Awaking wide-eyed from the dream, I tried to analyze. Aborting life I hadn’t conceived. I tied this to deserting not my Lord but my mother in her vulnerable second childhood. I’d been unfaithful. My human weakness had won out. I, who knew the fear of abandonment, felt like the abandoner. It was a new generation of old dreams, but I hadn’t awakened soon enough to feel fear or powerlessness without the guilt that tied directly back to fear—of my being forever forsaken.
Facing daylight reality, I chose to ground myself in subsequent scriptural sentences written by the older apostle Paul to a young Timothy: “If we are faithless, he remains faithful—for he cannot deny himself” (2 Timothy 2:13).
Pray for us now and at the hour of our death.

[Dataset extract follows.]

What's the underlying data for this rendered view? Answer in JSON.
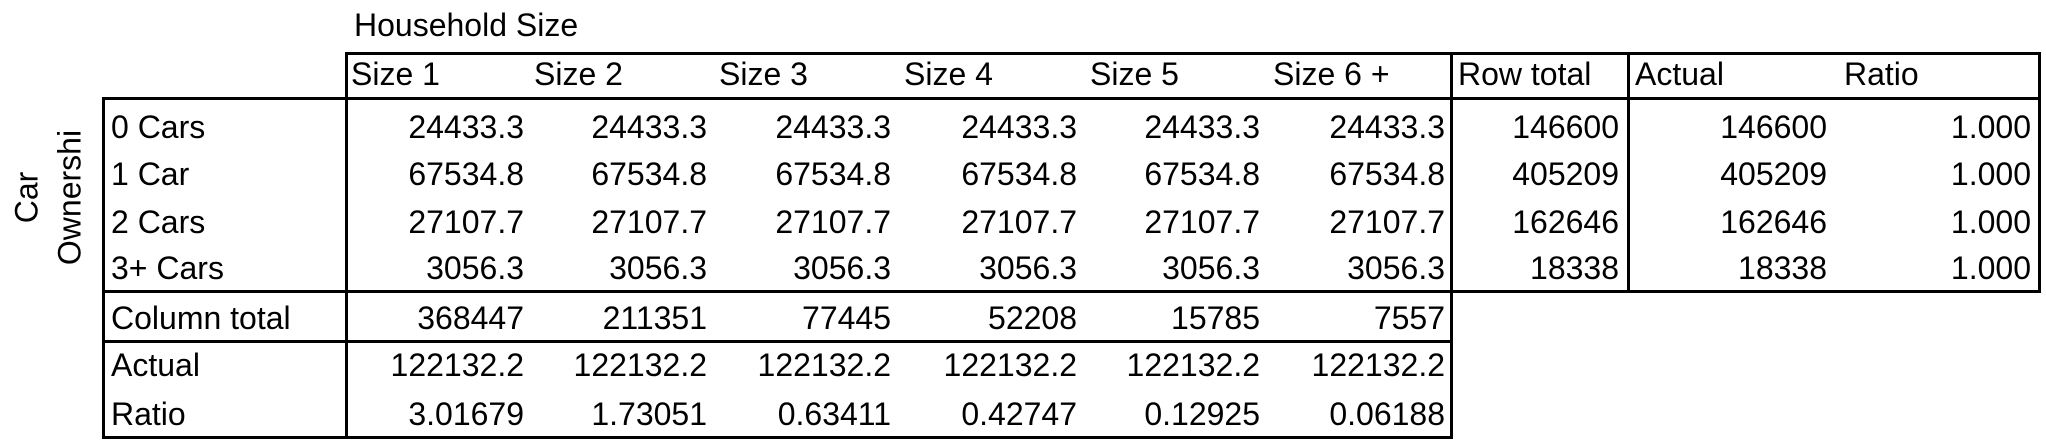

“Remind them of this, and charge them before the Lord to avoid disputing about words, which does no good, but only ruins the hearers. Do your best to present yourself to God as one approved, a workman who has no need to be ashamed, rightly handling the word of truth.” (2 Timothy 2:14–15)
Pray for us now and at the hour of our death.
Header photo by Vadim Bogulov on Unsplash
2 Responses
Thanks for sharing, Evelyn. My recurring bad dream is one in which it is five minutes before worship and I have no idea what I will preach about. I am frantically foraging through my Bible, books and periodicals looking for something, anything on some topic or text on which to speak. But nothing. It’s a relief to wake up. My bad dream became reality one Sunday. Five minutes before church I got a phone call that a well-loved young man from the church had died in a car wreck in Europe. I needed to go tell his parents who were already in the pews about it so they could go home and make phone calls. And then I had to lead the service, knowing immediately that what I had prepared was not suitable for the day. I’m glad to report that Jesus was right. In moments like that the Spirit directed me to a text and gave me words.
Yes, the dreams that pursue us and our daily need of grounding. Thanks, Evelyn. Always good to encounter your probing and evocative writerly mind.